Pembangunan proyek tersebut jelas menunjukkan bahwa China sebagai negara penghasil emisi gas rumah kaca terbesar di dunia, tidak serius dan konsisten menjalankan komitmen iklim terbarunya.
Dalam komitmennya itu pula, Xi Jinping pernah mengatakan bahwa China akan meningkatkan dukungan keuangan untuk proyek energi hijau dan rendah karbon di negara-negara berkembang. Namun, Andri menilai, proyek pembangunan PLTU dalam rangka menunjang industri smelter untuk pemenuhan baterai bagi komponen energi dan transportasi hijau adalah langkah tidak tepat.
Dia menegaskan, proyek energi hijau harus terlepas seutuhnya dari kaitan energi kotor batubara dari hulu ke hilir. “Jika proyek energi hijau dan rendah karbon tersebut masih ditopang dengan energi kotor batubara, maka proyek itu tidak sepatutnya disebut proyek energi hijau dan berkelanjutan,” paparnya.
Dalam konteks ini, keputusan pemerintah untuk membangun kompleks industri berskala besar di Pulau Obi bermasalah dan patut disorot. Dengan luasan wilayah yang terbatas, di satu sisi daya dukung dan daya tampung lingkungan Pulau Obi akan mengalami persoalan.
Di sisi lain, Pulau Obi juga memiliki potensi energi terbarukan yang terbatas, sehingga tidak cukup memadai untuk memasok kebutuhan energi bagi kawasan industri di wilayahnya. Meskipun demikian, hal ini tidak lantas menjadi justifikasi untuk menggunakan energi batubara.

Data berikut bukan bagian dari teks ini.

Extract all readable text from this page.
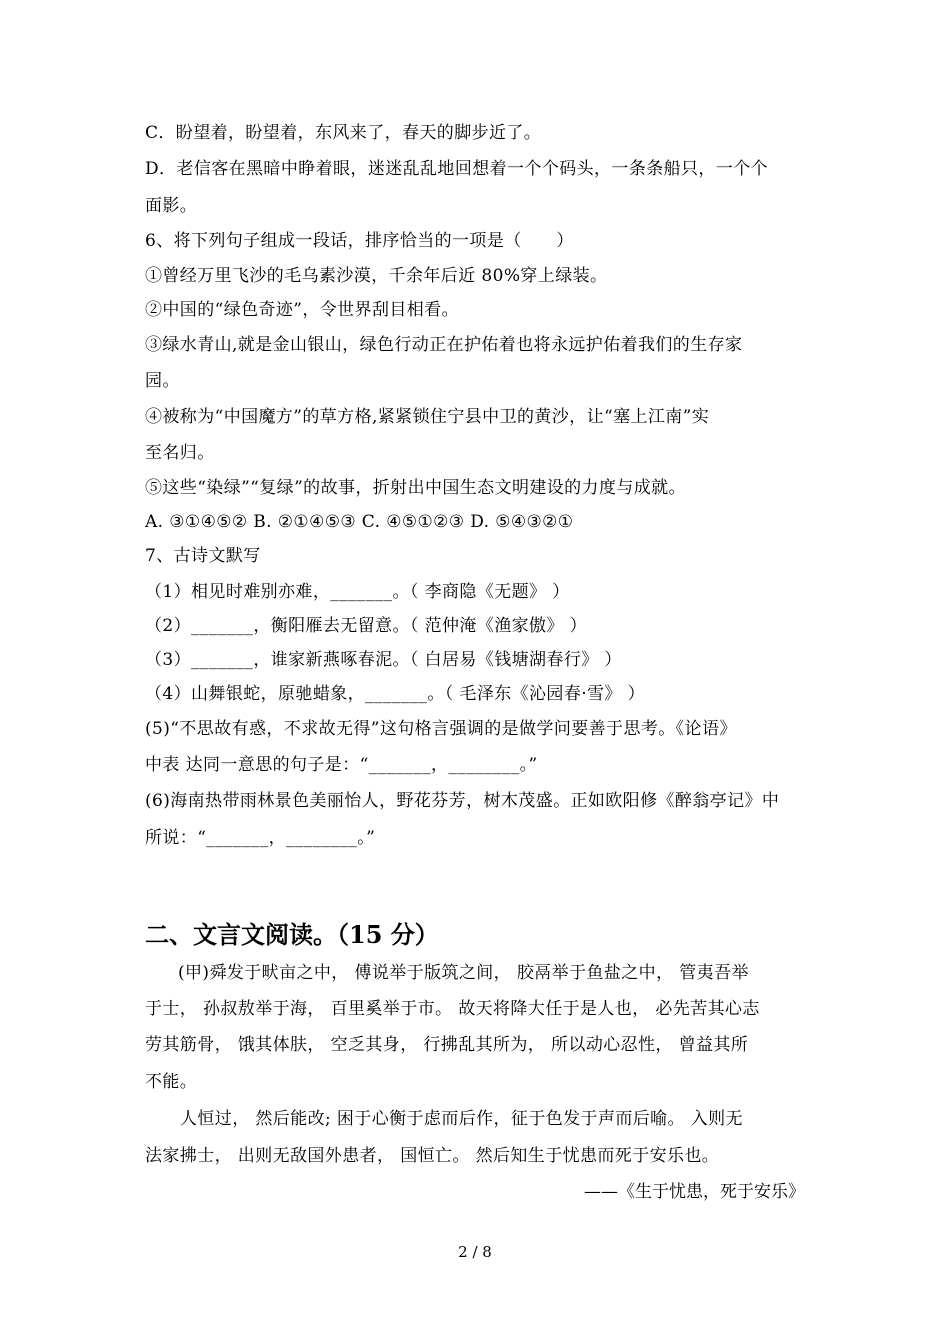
C．盼望着，盼望着，东风来了，春天的脚步近了。
D．老信客在黑暗中睁着眼，迷迷乱乱地回想着一个个码头，一条条船只，一个个
面影。
6、将下列句子组成一段话，排序恰当的一项是（　　）
①曾经万里飞沙的毛乌素沙漠，千余年后近 80%穿上绿装。
②中国的“绿色奇迹”，令世界刮目相看。
③绿水青山,就是金山银山，绿色行动正在护佑着也将永远护佑着我们的生存家
园。
④被称为“中国魔方”的草方格,紧紧锁住宁县中卫的黄沙，让“塞上江南”实
至名归。
⑤这些“染绿”“复绿”的故事，折射出中国生态文明建设的力度与成就。
A. ③①④⑤② B. ②①④⑤③ C. ④⑤①②③ D. ⑤④③②①
7、古诗文默写
（1）相见时难别亦难，_______。（ 李商隐《无题》 ）
（2）_______，衡阳雁去无留意。（ 范仲淹《渔家傲》 ）
（3）_______，谁家新燕啄春泥。（ 白居易《钱塘湖春行》 ）
（4）山舞银蛇，原驰蜡象，_______。（ 毛泽东《沁园春·雪》 ）
(5)“不思故有惑，不求故无得”这句格言强调的是做学问要善于思考。《论语》
中表 达同一意思的句子是：“_______，________。”
(6)海南热带雨林景色美丽怡人，野花芬芳，树木茂盛。正如欧阳修《醉翁亭记》中
所说：“_______，________。”
二、文言文阅读。（15 分）
(甲)舜发于畎亩之中， 傅说举于版筑之间， 胶鬲举于鱼盐之中， 管夷吾举
于士， 孙叔敖举于海， 百里奚举于市。 故天将降大任于是人也， 必先苦其心志
劳其筋骨， 饿其体肤， 空乏其身， 行拂乱其所为， 所以动心忍性， 曾益其所
不能。
人恒过， 然后能改; 困于心衡于虑而后作，征于色发于声而后喻。 入则无
法家拂士， 出则无敌国外患者， 国恒亡。 然后知生于忧患而死于安乐也。
——《生于忧患，死于安乐》
2 / 8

“Merujuk mandat dari Perjanjian Paris, langkah tersebut justru menunjukkan bagaimana pemerintah tidak membuat perencanaan yang matang dalam menghubungkan antara pembangunan industri dan pasokan energi yang bersih,” terangnya.
Andri menilai, alih-alih memaksakan membangun pembangunan industri smelter di Pulau Obi, pemerintah dapat mengupayakan kebijakan interkoneksi dengan cara membangun smelter di wilayah yang mampu memasok kebutuhan energi dengan sumber energi bersih di luar batubara, untuk memproses pasokan dan bahan baku nikel.

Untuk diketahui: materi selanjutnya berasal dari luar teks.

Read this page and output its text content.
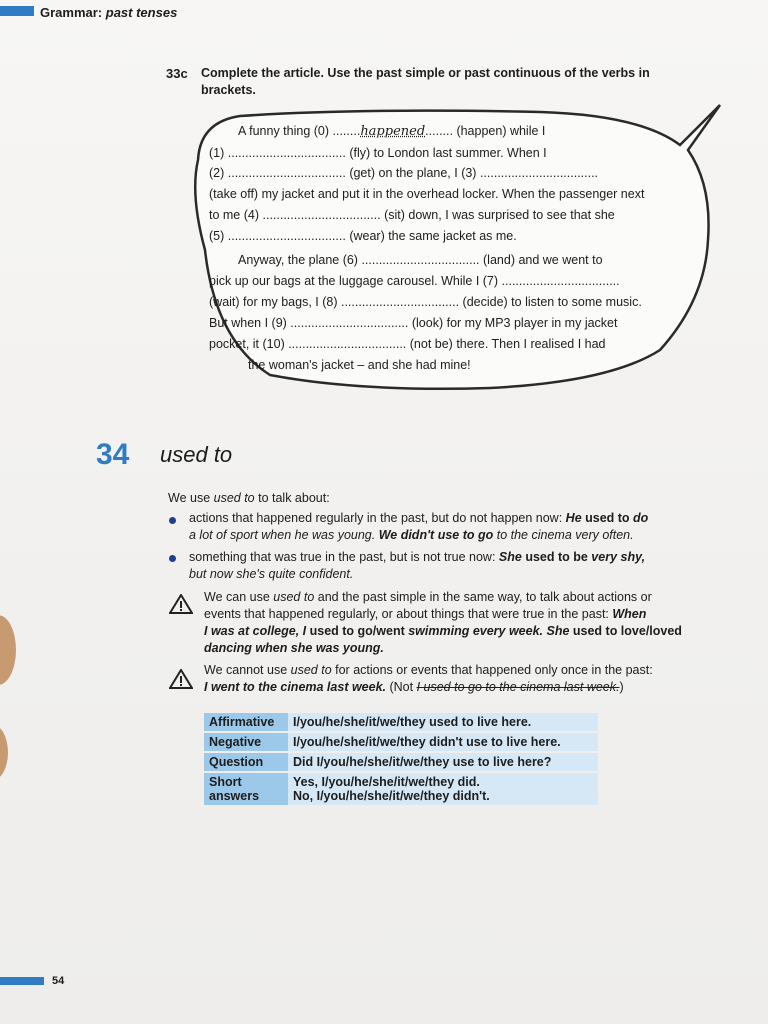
Grammar: past tenses
33c Complete the article. Use the past simple or past continuous of the verbs in brackets.
A funny thing (0) ........happened........ (happen) while I
(1) .................................. (fly) to London last summer. When I
(2) .................................. (get) on the plane, I (3) ..................................
(take off) my jacket and put it in the overhead locker. When the passenger next
to me (4) .................................. (sit) down, I was surprised to see that she
(5) .................................. (wear) the same jacket as me.
Anyway, the plane (6) .................................. (land) and we went to
pick up our bags at the luggage carousel. While I (7) ..................................
(wait) for my bags, I (8) .................................. (decide) to listen to some music.
But when I (9) .................................. (look) for my MP3 player in my jacket
pocket, it (10) .................................. (not be) there. Then I realised I had
the woman's jacket – and she had mine!
34 used to
We use used to to talk about:
actions that happened regularly in the past, but do not happen now: He used to do
a lot of sport when he was young. We didn't use to go to the cinema very often.
something that was true in the past, but is not true now: She used to be very shy,
but now she's quite confident.
We can use used to and the past simple in the same way, to talk about actions or
events that happened regularly, or about things that were true in the past: When
I was at college, I used to go/went swimming every week. She used to love/loved
dancing when she was young.
We cannot use used to for actions or events that happened only once in the past:
I went to the cinema last week. (Not I used to go to the cinema last week.)
Affirmative	I/you/he/she/it/we/they used to live here.
Negative	I/you/he/she/it/we/they didn't use to live here.
Question	Did I/you/he/she/it/we/they use to live here?
Short answers	Yes, I/you/he/she/it/we/they did.
No, I/you/he/she/it/we/they didn't.
54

Proyek ini juga menimbulkan dampak buruk bagi warga yang tinggal di sekitar wilayah proyek. Salah satunya dialami oleh Lily Mangundap. Seperti wawancaranya dalam Project Multatuli, dia bercerita bahwa proyek industri smelter nikel ini telah “membunuh” ia dan keluarganya secara perlahan-lahan.
Perusahaan PT Trimegah Bangun Persada, anak usaha Indonesia Harita Group, menggusur paksa lahan kebunnya untuk perluasan konsesi perusahaan dengan membangun pabrik pengolahan (smelter) nikel. Lahan yang jadi sumber penghidupan Lily lenyap dan berganti menjadi Kawasan Industri Pulau Obi yang menjadikan bijih nikel bahan baku baterai untuk kendaraan listrik.
Melalui proyek ini, China juga menunjukkan paradoks kebijakan iklimnya di dalam dan di luar negeri. Seperti Indonesia, dalam dokumen Nationally Determined Contribution (NDC) terbarunya, China juga berjanji akan mencapai netral karbon pada 2060.
Untuk mencapainya, China mengumumkan akan secara ketat mengontrol penggunaan batubara agar tidak lagi mendominasi bauran energi mereka. Namun, alih-alih melakukan hal sama seperti di negaranya, China justru masih membangun PLTU baru di Indonesia.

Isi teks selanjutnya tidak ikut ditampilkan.